Tüpraş işçisi hakkını korumak ve hak ettiğini almak istiyor. Peki ya Koç Holding öyle mi? Net ithalatçısı olduğumuz ham petrol fiyatları artınca çiftçi perişan oluyor, vatandaşın ekmeği küçülüyor ama Koç Holding’in kasası dolmaya devam ediyor. Bu millete reva mıdır? Geçen gün TÜSİAD, seçimlerin ertelenmesi dolayısıyla iktidarı eleştirince Erdoğan ne cevap vermişti hatırlıyor musunuz? Aynen şöyle dedi: “Sen o gün ekonomik olarak neredeydin, bugün neredesin? Ben sizin 12 yıl önce durumunuzu, bugünkü durumunuzu da biliyorum. Yeri gelirse bunu teşhir ederim.“

Sen teşhir edemezsin. Çünkü beraber yürüdünüz bu yollarda. Ama biz ederiz. Dün Koç Holding’in Tüpraş’a çökmesi gerekiyordu ve bunun için beraberce hukuku ve yargıyı ayaklar altına alıp çiğnediniz. 6 Mayıs’ta da AKP’nin İstanbul’u kaybetmemesi gerekiyordu ve bunun için yine hukuku ve yargıyı ayaklar altına alıp çiğnediniz. Siz o sabah Ömer Koç, Ekrem İmamoğlu’nu niye ziyaret etti zannediyorsunuz? Akşamında Ekrem İmamoğlu neden boykot demedi zannediyorsunuz? Bu çark durursa sadece Erdoğan mı kaybeder zannediyorsunuz?
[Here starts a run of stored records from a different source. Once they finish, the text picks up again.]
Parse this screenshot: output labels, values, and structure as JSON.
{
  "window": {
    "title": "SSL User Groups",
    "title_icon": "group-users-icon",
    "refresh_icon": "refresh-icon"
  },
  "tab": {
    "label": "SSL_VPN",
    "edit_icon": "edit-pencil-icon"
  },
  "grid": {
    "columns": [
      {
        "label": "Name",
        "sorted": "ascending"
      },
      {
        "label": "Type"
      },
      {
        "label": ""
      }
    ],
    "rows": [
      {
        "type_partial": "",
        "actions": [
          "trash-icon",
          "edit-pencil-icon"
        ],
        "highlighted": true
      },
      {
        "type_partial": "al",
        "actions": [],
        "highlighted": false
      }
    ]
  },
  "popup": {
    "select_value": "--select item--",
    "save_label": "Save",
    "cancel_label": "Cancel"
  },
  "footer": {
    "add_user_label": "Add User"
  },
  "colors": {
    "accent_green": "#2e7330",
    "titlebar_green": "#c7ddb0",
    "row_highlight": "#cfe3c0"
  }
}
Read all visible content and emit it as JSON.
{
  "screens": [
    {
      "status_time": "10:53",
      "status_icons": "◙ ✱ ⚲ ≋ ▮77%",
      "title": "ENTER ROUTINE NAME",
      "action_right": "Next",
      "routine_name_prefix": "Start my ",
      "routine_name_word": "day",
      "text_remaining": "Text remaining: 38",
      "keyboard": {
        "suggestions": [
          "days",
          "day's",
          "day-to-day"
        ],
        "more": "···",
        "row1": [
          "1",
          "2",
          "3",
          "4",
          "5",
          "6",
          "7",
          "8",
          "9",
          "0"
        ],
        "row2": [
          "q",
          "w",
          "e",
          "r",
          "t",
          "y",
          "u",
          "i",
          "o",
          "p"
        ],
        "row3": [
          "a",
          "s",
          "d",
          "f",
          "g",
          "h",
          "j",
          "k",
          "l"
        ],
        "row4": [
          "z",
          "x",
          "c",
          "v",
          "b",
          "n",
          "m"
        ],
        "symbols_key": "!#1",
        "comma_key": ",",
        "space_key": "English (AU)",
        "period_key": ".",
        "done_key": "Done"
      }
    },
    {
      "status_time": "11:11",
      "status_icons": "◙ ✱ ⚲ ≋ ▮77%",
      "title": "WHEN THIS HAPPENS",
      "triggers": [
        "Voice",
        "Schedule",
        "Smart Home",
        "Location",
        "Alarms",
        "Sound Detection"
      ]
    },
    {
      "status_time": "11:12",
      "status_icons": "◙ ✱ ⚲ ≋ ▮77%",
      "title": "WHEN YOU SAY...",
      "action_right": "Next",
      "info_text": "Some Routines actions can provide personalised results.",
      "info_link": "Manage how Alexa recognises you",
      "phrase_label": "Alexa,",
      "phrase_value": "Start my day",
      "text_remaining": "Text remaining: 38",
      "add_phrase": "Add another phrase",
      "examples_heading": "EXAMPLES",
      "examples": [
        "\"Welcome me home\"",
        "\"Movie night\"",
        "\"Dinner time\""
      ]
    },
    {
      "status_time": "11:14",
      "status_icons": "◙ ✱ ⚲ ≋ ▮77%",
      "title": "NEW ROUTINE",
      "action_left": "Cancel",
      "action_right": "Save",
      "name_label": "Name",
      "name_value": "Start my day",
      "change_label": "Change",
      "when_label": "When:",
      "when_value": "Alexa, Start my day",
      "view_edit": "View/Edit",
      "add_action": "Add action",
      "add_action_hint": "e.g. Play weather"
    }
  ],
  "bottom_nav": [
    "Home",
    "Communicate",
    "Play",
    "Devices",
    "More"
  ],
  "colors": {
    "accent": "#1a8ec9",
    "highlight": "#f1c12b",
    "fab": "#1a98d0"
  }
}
İstibdadın bir ezdikleri var bir de zengin ettikleri. Türkiye’nin zenginlerinin dilinden demokrasi lafı düşmez ama işçinin emekçinin sırtından da istibdad sopası eksik olmasın isterler! Bunlardan demokrasi bekleyenin vay haline!

Anlatılan milletin hikayesidir.

Kıssadan hisse…

Tüpraş işçisi hakkını almadan sen de hakkını alamazsın güzel kardeşim…

Ve… Türkiye’de Tüpraş’ın kamulaştırılmasını savunmayan bir adalet ve demokrasi iddiası olamaz!

 

Bu yazı Gerçek gazetesinin Haziran 2019 tarihli 117. sayısında yayınlanmıştır.